There are, of course, two possible nightmare scenarios and I had them both laid out for me recently by a senior person who thinks about them night and day. The first nightmare is that Saddam - who appears even from Baghdad TV to be decomposing mentally - decides on some final Caligula-type deed. Using the weapons he says he doesn't have, for example, he might poison or infect a large number of troops and civilians, either in "his" country or in some neighbouring one.
The second nightmare is that some boasted American "smart" bomb does something vile, such as hit a hospital full of sick children. Neither contingency can be absolutely forestalled.
But Iraqi commanders are being warned daily - including warnings from the Iraqi opposition - that if they obey any rash or genocidal order they will be numbered among the last people who will die in defence of a doomed regime. And the "smartness" of at least some of the American arsenal has, as was proved in Afghanistan, increased considerably since the last Gulf War.

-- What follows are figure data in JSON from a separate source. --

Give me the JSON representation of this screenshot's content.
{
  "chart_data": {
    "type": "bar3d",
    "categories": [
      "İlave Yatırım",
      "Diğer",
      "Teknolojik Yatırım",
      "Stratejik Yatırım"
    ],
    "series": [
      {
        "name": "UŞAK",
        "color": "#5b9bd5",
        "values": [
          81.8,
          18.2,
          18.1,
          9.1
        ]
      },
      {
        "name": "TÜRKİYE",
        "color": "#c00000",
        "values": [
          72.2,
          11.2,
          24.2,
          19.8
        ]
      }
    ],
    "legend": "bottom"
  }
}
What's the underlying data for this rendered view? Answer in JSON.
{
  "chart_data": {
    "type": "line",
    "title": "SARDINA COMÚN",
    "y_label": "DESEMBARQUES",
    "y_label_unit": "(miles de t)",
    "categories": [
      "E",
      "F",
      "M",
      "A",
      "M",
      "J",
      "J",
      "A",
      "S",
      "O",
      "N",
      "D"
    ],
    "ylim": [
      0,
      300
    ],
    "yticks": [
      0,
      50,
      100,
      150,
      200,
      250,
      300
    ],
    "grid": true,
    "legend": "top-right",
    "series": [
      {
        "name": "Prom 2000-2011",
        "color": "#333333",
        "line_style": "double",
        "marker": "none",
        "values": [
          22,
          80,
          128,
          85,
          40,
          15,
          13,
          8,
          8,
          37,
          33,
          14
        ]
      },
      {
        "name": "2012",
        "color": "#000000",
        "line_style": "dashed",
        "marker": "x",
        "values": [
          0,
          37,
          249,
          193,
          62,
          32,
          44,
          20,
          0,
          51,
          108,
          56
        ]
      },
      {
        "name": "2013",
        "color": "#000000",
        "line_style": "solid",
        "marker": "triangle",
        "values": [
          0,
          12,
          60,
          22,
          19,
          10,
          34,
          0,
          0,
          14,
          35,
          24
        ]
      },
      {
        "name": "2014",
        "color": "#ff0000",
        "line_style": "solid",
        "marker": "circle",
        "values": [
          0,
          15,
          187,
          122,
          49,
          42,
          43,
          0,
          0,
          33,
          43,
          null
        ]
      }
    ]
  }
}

But this has all come about, don't forget, as a worst-case scenario in the first place. In the best one-volume advocacy of a war, the former CIA analyst Kenneth Pollack (who predicted the invasion of Kuwait and was ignored or ridiculed by his superiors) describes it as the "least worst" option. It is the outcome of many previous failures and disasters and betrayals. Pollack's book has the admittedly awful title The Threatening Storm, but you aren't truly informed until you have digested its contents.
The logic says that it's fight Saddam now, or confront him later on terrain of his choosing, or let him walk away as a winner. So we are stuck somewhere between The World Is Not Enough and Die Another Day.